As part of our statutory functions the Ministry is required to prepare a regulatory impact statement for all proposed regulations, including national environmental standards. This includes cost-benefit analysis.
A cost-benefit analysis of the National Environmental Standard for Setting Ecological Flows and Water Levels, estimated the overall benefit in terms of reduced resource consents and regional plan processes in net present value (10 per cent discount rate) to be between $14 million and $36 million over 10 years following the implementation of the standard.11
An analysis of the National Environmental Standard for the Measurement of Water Takes found benefits for both outcomes Efficient use of fresh water and Appropriately managed increasing demands. A quantitative analysis found that, with improved information on the volume of water take, councils may also be able to allocate more water. The analysis estimated that the benefit arising from improved allocative efficiency and use by irrigators would be between $31.8 and $95.5 million.12 A qualitative analysis was also undertaken for the outcome Efficient use of fresh water. The analysis concluded that individual water users would also benefit from improved information about water use, because they could find ways to improve productivity per litre of water used.

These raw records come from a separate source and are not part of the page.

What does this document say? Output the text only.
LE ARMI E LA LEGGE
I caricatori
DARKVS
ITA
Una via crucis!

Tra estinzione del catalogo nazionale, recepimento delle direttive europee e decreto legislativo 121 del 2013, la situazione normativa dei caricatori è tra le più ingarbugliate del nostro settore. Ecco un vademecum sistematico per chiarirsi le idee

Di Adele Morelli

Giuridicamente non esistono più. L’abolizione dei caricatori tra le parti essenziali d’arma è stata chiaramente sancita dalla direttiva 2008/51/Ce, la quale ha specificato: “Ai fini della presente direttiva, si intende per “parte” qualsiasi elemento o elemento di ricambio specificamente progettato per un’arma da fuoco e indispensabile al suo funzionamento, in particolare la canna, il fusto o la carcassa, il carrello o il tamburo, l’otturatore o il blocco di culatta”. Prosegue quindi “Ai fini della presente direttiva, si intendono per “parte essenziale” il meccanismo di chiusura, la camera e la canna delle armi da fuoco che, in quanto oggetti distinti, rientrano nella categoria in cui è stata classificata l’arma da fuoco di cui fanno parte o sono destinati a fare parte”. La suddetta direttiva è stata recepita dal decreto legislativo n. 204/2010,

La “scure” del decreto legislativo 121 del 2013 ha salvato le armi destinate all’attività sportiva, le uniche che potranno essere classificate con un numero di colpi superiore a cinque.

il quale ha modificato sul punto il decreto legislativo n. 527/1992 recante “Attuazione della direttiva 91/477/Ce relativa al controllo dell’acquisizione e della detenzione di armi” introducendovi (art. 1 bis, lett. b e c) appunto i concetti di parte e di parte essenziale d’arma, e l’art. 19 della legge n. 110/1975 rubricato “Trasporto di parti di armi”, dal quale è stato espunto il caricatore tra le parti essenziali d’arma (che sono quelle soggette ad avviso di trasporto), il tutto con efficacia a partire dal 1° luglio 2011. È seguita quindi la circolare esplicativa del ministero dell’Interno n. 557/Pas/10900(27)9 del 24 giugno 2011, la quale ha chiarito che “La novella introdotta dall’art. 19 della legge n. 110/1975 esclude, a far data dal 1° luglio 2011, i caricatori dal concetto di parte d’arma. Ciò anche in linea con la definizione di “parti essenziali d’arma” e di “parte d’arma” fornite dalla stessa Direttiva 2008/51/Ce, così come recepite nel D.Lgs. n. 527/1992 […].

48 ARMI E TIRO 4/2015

The National Environmental Standard for Human Drinking Water Sources has links to the outcome Quality of freshwater maintained and improved. While it is difficult to quantify the benefits directly attributable to the standard, if it resulted in a 15 per cent improvement in water quality, over 20 years this would lead to an estimated health benefit of $27 million.13 In practice, the regulation will presumably deliver much broader benefits such as reducing the need for future treatment plant upgrades, and maintaining New Zealand’s reputation as a safe tourist destination and a source of healthy, environmentally sound produce.
How will we demonstrate success?
With the implementation of policy such as the national environmental standards, the Ministry will need to assess impact on shorter term outcomes.
Over the next few years the Ministry aims to evaluate the effectiveness of the Dairying and Clean Streams Accord against longer term outcomes, particularly well managed undesirable effects of land use on water. This will help the Ministry to judge whether the Accord has improved water quality.
11 Benefit Cost Proposal on National Environmental Standard on Ecological Flows and Water Levels, Ministry for the Environment, 2008.
12 Cost Benefit Analysis for a National Environmental Standard for Water Measuring Devices, Ministry for the Environment, 2007.
13 Proposed National Environmental Standard for Sources of Human Drinking Water, Ministry for the Environment, 2005.